Ertesi gün, yıllardır bildiğimiz, severek seyrettiğimiz Esteban ve Claudia'nın şarap rengiyle gözlerimizi kamaştıran kostümleri içinde yaptıkları şovları izledik ve harikalardı yine...
Zaten Esteban'ın da doğumgünüymüş o gün ve neşeli ve keyifli hali de göze çarpıyordu!
Gecenin Djleri de yine harikalardı; çaldıkları güzel tandalarla, hoş danslar etmemize vesile oldular ve
hangi tandanın geldiğini belirtmelerini de seviyorum...*
İki gün kalacağım dediğim Karnaval keyfim ise, her festivalde olduğu gibi yine uzayarak dört günle son buldu.. Sağolsun Selen de aynı odada kalmam konusunda yardımcı oldu ve keyfim ikiye katladı!
Karnaval'ın bu dördüncü gününde tüm maestroların yapacakları şovları da kaçırmak istemedim!
Zaten kaldığımız oteldeydi milonga ve ulaşıma gerek kalmadan rahatça salona inebilecektim ki, bu da cazibesini daha da çok arttırdı inkar edemem!!
 İyi ki de kalmışım, çünkü çok keyifliydi milonga...
 Karnaval boyunca çalan tüm DJ'ler de fikrimce çok başarılıydı...
Bu da bir milongayı milonga yapan en önemli unsurlardan biri fikrimce..Müziksiz hayat olur mu...Hele müzik güzelse, hayat cennet olur! :-))
Tabi otelin salonunun biraz  küçük geleceğini tahmin etmiştim; buna rağmen, o kocaman kalabalığı görünce yine de şaşırdım... Salon biraz geniş olsaydı, pistte hareket etmek daha rahat olurdu eminim, ama yine de sıcacık bir ortam oldu ve sanırım çok geniş olamasının ekisindendi bu ve harikayd!**
Tabi zaman zaman istenmeyen çarpışmalar,- ki bazen sebebi, herkes pistteyken şov yapmaya çalışan dansçılar oluyordu inkar edilemez!!- ' benim yerim, seni yerin' didişmeleri ve havalandırmanın yetmemesinden ötürü ardına kadar açılan camlardan gelen soğuk havanın etkisiyle sırt felcine yakalanmamız da ufak çapta bir içsel gerginlik yarattı elbette..Ancak yine de,  harika danslar ve enerjik bir milonga geçirmemizi engelleyemezdi tüm bu olanlar!

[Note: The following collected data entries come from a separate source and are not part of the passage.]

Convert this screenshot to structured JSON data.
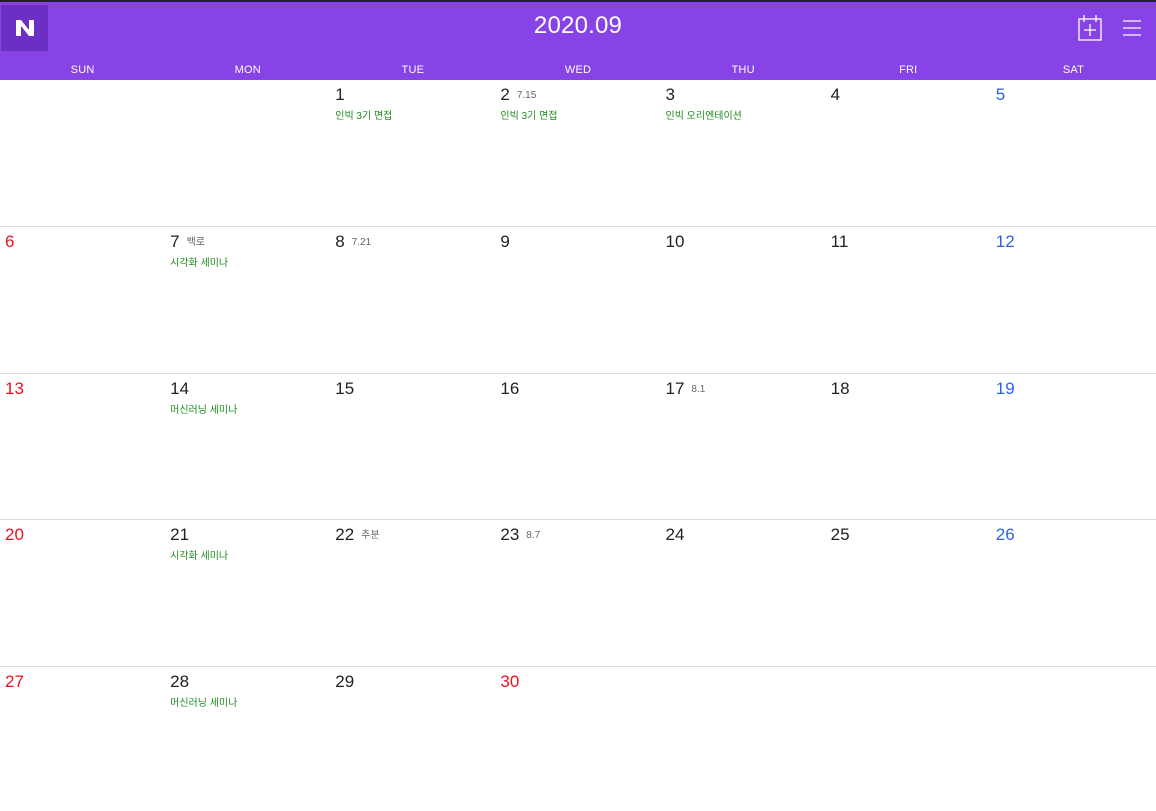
{
  "header": {
    "title": "2020.09",
    "logo_letter": "N",
    "colors": {
      "bar": "#8743e6",
      "logo_bg": "#6c2fc4",
      "sunday": "#e8131f",
      "saturday": "#2b63e0",
      "event": "#1f8a1f"
    },
    "add_icon": "calendar-plus-icon",
    "menu_icon": "hamburger-menu-icon"
  },
  "weekdays": [
    "SUN",
    "MON",
    "TUE",
    "WED",
    "THU",
    "FRI",
    "SAT"
  ],
  "weeks": [
    [
      {
        "day": "",
        "note": "",
        "event": ""
      },
      {
        "day": "",
        "note": "",
        "event": ""
      },
      {
        "day": "1",
        "note": "",
        "event": "인빅 3기 면접"
      },
      {
        "day": "2",
        "note": "7.15",
        "event": "인빅 3기 면접"
      },
      {
        "day": "3",
        "note": "",
        "event": "인빅 오리엔테이션"
      },
      {
        "day": "4",
        "note": "",
        "event": ""
      },
      {
        "day": "5",
        "note": "",
        "event": ""
      }
    ],
    [
      {
        "day": "6",
        "note": "",
        "event": ""
      },
      {
        "day": "7",
        "note": "백로",
        "event": "시각화 세미나"
      },
      {
        "day": "8",
        "note": "7.21",
        "event": ""
      },
      {
        "day": "9",
        "note": "",
        "event": ""
      },
      {
        "day": "10",
        "note": "",
        "event": ""
      },
      {
        "day": "11",
        "note": "",
        "event": ""
      },
      {
        "day": "12",
        "note": "",
        "event": ""
      }
    ],
    [
      {
        "day": "13",
        "note": "",
        "event": ""
      },
      {
        "day": "14",
        "note": "",
        "event": "머신러닝 세미나"
      },
      {
        "day": "15",
        "note": "",
        "event": ""
      },
      {
        "day": "16",
        "note": "",
        "event": ""
      },
      {
        "day": "17",
        "note": "8.1",
        "event": ""
      },
      {
        "day": "18",
        "note": "",
        "event": ""
      },
      {
        "day": "19",
        "note": "",
        "event": ""
      }
    ],
    [
      {
        "day": "20",
        "note": "",
        "event": ""
      },
      {
        "day": "21",
        "note": "",
        "event": "시각화 세미나"
      },
      {
        "day": "22",
        "note": "추분",
        "event": ""
      },
      {
        "day": "23",
        "note": "8.7",
        "event": ""
      },
      {
        "day": "24",
        "note": "",
        "event": ""
      },
      {
        "day": "25",
        "note": "",
        "event": ""
      },
      {
        "day": "26",
        "note": "",
        "event": ""
      }
    ],
    [
      {
        "day": "27",
        "note": "",
        "event": ""
      },
      {
        "day": "28",
        "note": "",
        "event": "머신러닝 세미나"
      },
      {
        "day": "29",
        "note": "",
        "event": ""
      },
      {
        "day": "30",
        "note": "",
        "event": "",
        "holiday": true
      },
      {
        "day": "",
        "note": "",
        "event": ""
      },
      {
        "day": "",
        "note": "",
        "event": ""
      },
      {
        "day": "",
        "note": "",
        "event": ""
      }
    ]
  ]
}
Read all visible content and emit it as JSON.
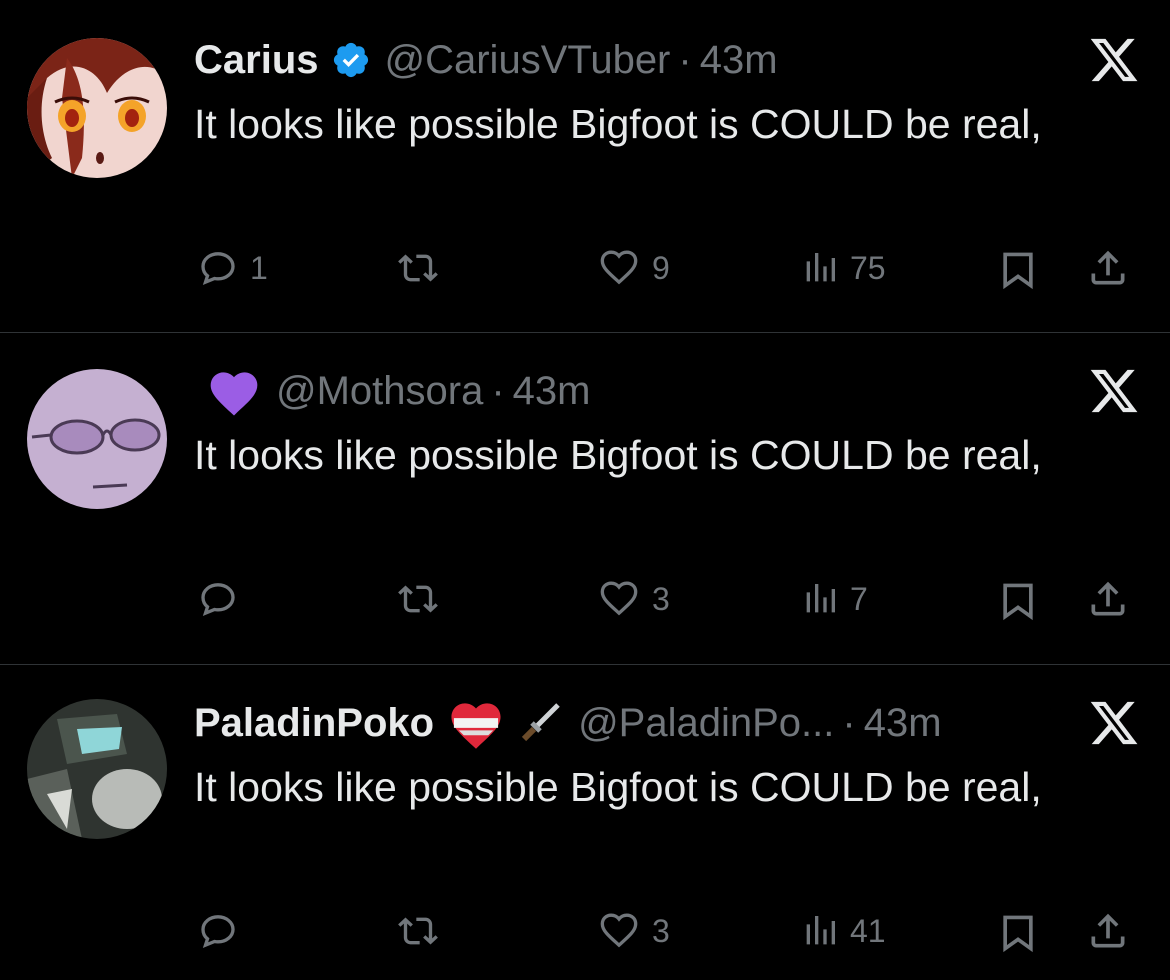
{
  "tweets": [
    {
      "name": "Carius",
      "verified": true,
      "handle": "@CariusVTuber",
      "separator": "·",
      "time": "43m",
      "text": "It looks like possible Bigfoot is COULD be real,",
      "replies": "1",
      "retweets": "",
      "likes": "9",
      "views": "75",
      "avatar_palette": [
        "#f2d7d0",
        "#7a1f14",
        "#ff8a1c"
      ]
    },
    {
      "name": "",
      "name_emoji": "purple-heart",
      "handle": "@Mothsora",
      "separator": "·",
      "time": "43m",
      "text": "It looks like possible Bigfoot is COULD be real,",
      "replies": "",
      "retweets": "",
      "likes": "3",
      "views": "7",
      "avatar_palette": [
        "#c7b2d2",
        "#9a80b0",
        "#4a3a55"
      ]
    },
    {
      "name": "PaladinPoko",
      "name_emoji": [
        "mending-heart",
        "dagger"
      ],
      "handle": "@PaladinPo...",
      "separator": "·",
      "time": "43m",
      "text": "It looks like possible Bigfoot is COULD be real,",
      "replies": "",
      "retweets": "",
      "likes": "3",
      "views": "41",
      "avatar_palette": [
        "#3a3f3a",
        "#8fd6d8",
        "#b9bcb8"
      ]
    }
  ],
  "colors": {
    "background": "#000000",
    "primary_text": "#e7e9ea",
    "secondary_text": "#71767b",
    "divider": "#2f3336",
    "verified_blue": "#1d9bf0",
    "purple_heart": "#9b5de5"
  },
  "icons": {
    "reply": "reply-icon",
    "retweet": "retweet-icon",
    "like": "heart-icon",
    "views": "views-icon",
    "bookmark": "bookmark-icon",
    "share": "share-icon",
    "logo": "x-logo-icon"
  }
}
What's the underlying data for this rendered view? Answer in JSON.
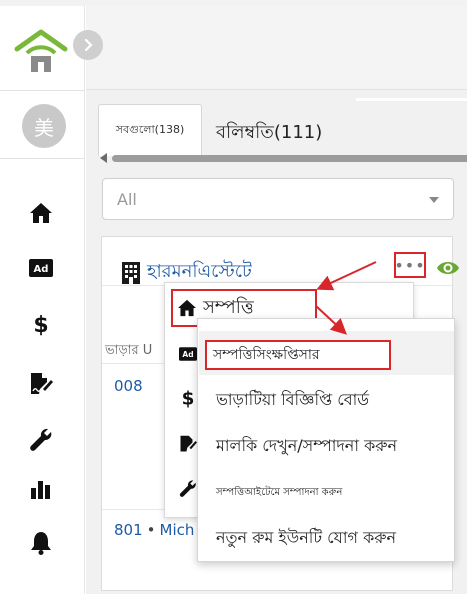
{
  "sidebar": {
    "avatar_text": "美",
    "nav_icons": [
      "home-icon",
      "ad-icon",
      "dollar-icon",
      "signature-icon",
      "wrench-icon",
      "bar-chart-icon",
      "bell-icon"
    ]
  },
  "tabs": {
    "all_label": "সবগুলো(138)",
    "other_label": "বলিম্বতি(111)"
  },
  "filter": {
    "selected": "All"
  },
  "card": {
    "title": "হারমনএিস্টেটে",
    "more_label": "•••",
    "tenant_header": "ভাড়ার U",
    "unit1": "008",
    "unit2_number": "801",
    "unit2_sep": "•",
    "unit2_name": "Mich"
  },
  "menu1": {
    "title": "সম্পত্তি",
    "icons": [
      "ad-icon",
      "dollar-icon",
      "signature-icon",
      "wrench-icon"
    ]
  },
  "menu2": {
    "items": [
      "সম্পত্তিসিংক্ষপ্তিসার",
      "ভাড়াটিয়া বিজ্ঞিপ্তি বোর্ড",
      "মালকি দেখুন/সম্পাদনা করুন",
      "সম্পত্তিআইটেমে সম্পাদনা করুন",
      "নতুন রুম ইউনটি যোগ করুন"
    ]
  },
  "colors": {
    "accent_red": "#d9262a",
    "link_blue": "#1f5aa6",
    "logo_green": "#7ab839",
    "eye_green": "#69a832"
  }
}
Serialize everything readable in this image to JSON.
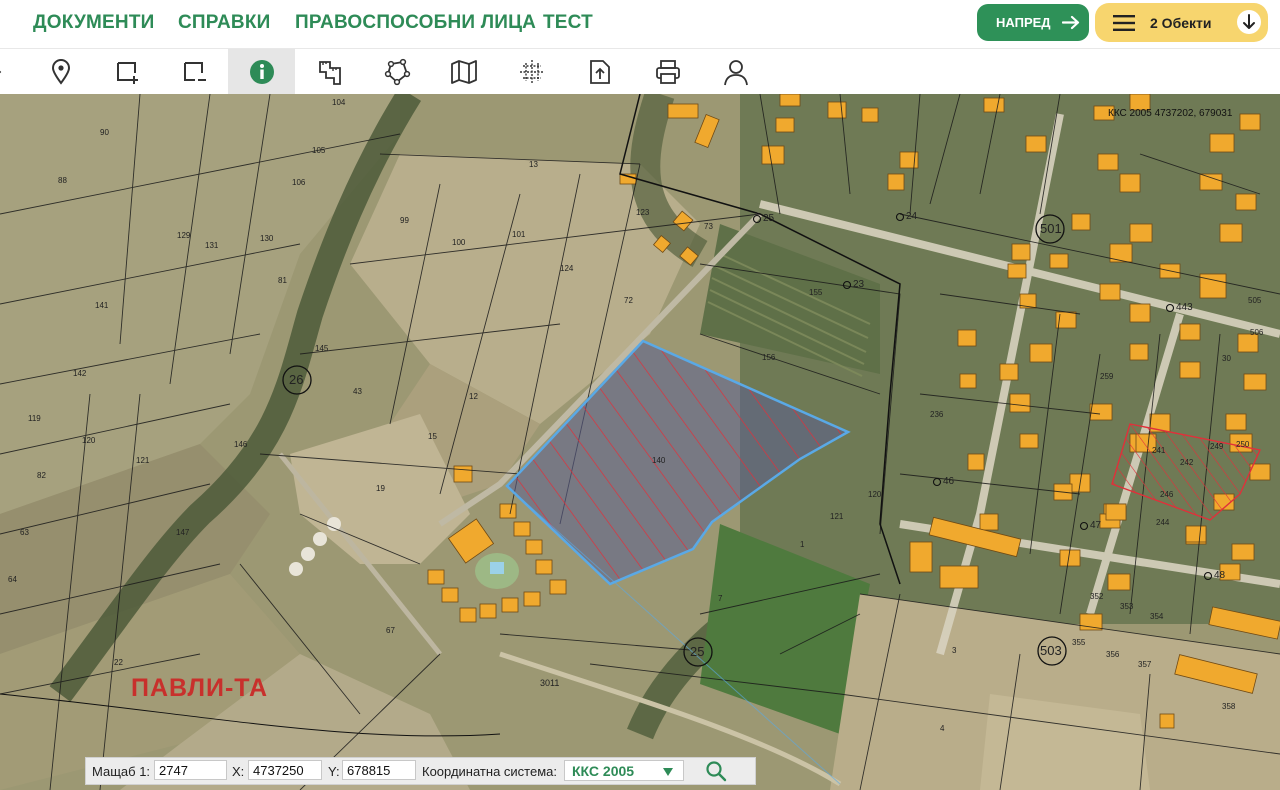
{
  "nav": {
    "links": [
      "ДОКУМЕНТИ",
      "СПРАВКИ",
      "ПРАВОСПОСОБНИ ЛИЦА",
      "ТЕСТ"
    ],
    "next_label": "НАПРЕД",
    "objects_label": "2 Обекти"
  },
  "toolbar": {
    "tools": [
      "expand-arrow-icon",
      "location-pin-icon",
      "draw-polygon-plus-icon",
      "draw-polygon-minus-icon",
      "info-icon",
      "measure-area-icon",
      "polygon-nodes-icon",
      "map-icon",
      "grid-crosshair-icon",
      "export-document-icon",
      "print-icon",
      "user-icon"
    ],
    "active_tool": "info-icon"
  },
  "map": {
    "crs_readout": "ККС 2005 4737202, 679031",
    "place_label": "ПАВЛИ-ТА",
    "block_numbers": [
      "26",
      "25",
      "503",
      "501"
    ],
    "point_labels": [
      "25",
      "24",
      "23",
      "443",
      "46",
      "47",
      "48",
      "3011"
    ],
    "parcel_numbers": [
      "104",
      "90",
      "105",
      "106",
      "88",
      "129",
      "131",
      "130",
      "141",
      "81",
      "145",
      "142",
      "119",
      "120",
      "121",
      "82",
      "63",
      "64",
      "147",
      "99",
      "100",
      "101",
      "124",
      "72",
      "73",
      "123",
      "13",
      "156",
      "155",
      "140",
      "12",
      "15",
      "19",
      "43",
      "146",
      "67",
      "22",
      "1",
      "7",
      "120",
      "121",
      "4",
      "3",
      "250",
      "30",
      "505",
      "506",
      "236",
      "241",
      "242",
      "244",
      "246",
      "249",
      "259",
      "352",
      "353",
      "354",
      "355",
      "356",
      "357",
      "358",
      "359"
    ],
    "selection_color": "#5aa9e6",
    "hatch_color": "#e0303a",
    "label_color": "#c8302c"
  },
  "coords": {
    "scale_label": "Мащаб 1:",
    "scale_value": "2747",
    "x_label": "X:",
    "x_value": "4737250",
    "y_label": "Y:",
    "y_value": "678815",
    "crs_label": "Координатна система:",
    "crs_value": "ККС 2005"
  },
  "colors": {
    "accent_green": "#2e8b57",
    "button_green": "#2e9158",
    "button_yellow": "#f7d56e"
  }
}
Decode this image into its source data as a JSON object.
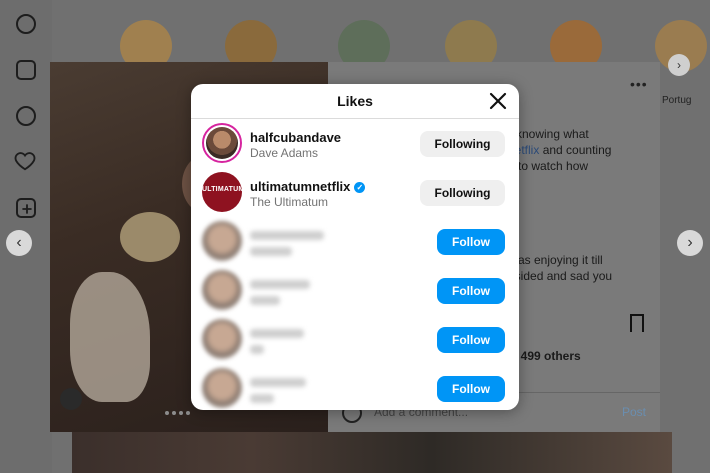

Zaten hepsi hoş anılar olarak hafızalarımıza kazınmıyor mu çoğu zaman acısı tatlısıyla süregelen bu  tango yüklü deneyimlerimiz...
Yeter ki, hep tangoyla dolalım ve o müthiş anların tam içinde olalım! :-)
İkişer parçalık şovlar da mest etkisi yarattı bende..Tüm maestrolar vardı işin içinde sonuçta!!*
Saat 5 i gördüğümde kendimi odama yolladım nihayet! Zira, her sabah kalvaltıyı kaçırmamak için - ki, bolca omletle gelen kocaman ve enfes bir lezzet yolculuğu bu- 4, 5 saatlik uykuyla yetinemediğinden süregelen uyuklama halinde olup, odamda bir uyku sefası çekmek de bir ritüel  olmuştu benim için Karnaval süresince...Ritüel moodum hep yüksektir zaten!! :)
Tabi kahvaltı sonrası uyuklamalarımın ardından gelen geziler;  Kuğulu Park-ancak, malesef tadilattydı!!-, Odtü'nün yapay gölü, - muhteşemdi; doğa, göl, ördekler, sempatik Cafe'leri-, ufak çaplı şehir turu da Ankara'da gündüz yapılan etkinliklerimdi!
Karnaval'ın  benim için son günü de bitmişti; aslında daha bir tango konser, ve maskeli milonga kutlamsı vardı ama benim yolculuk zamanım gelip çatmıştı işte!
Günlük güneşlik Ankara havasını ardımda bırakıp, İstanbul'a doğru yola çıktım..
Vardığımda gece yarısı olmuştu ve  gümbür gümbür yağan yağmur uykumu getirmişti..Gerçi hala uyuyamadım!
 Ankara Karnaval gezisiyle oluşan görüşlerimden biri,  ara ara İstanbul dışı festivallerine katılmamın keyfime keyif katacağı oldu!.
Her seyahatin kendine has sürprizleri oluyor ki, bu da seyahate dair en sevdiğim şeylerden biri sanırım..Artık, yurtiçi ve yurtdışı festivallerde tüm dansseverlerle buluşma özlemiyle yanıp tutuşuyorum; hadi hayırlısı!
Elbette öncelikle İzmir'deki marathon gündemimizde;
 marathon olmadan hayat mı olur...:))
Zira, gönül Kordon'da  bir kahve çeker!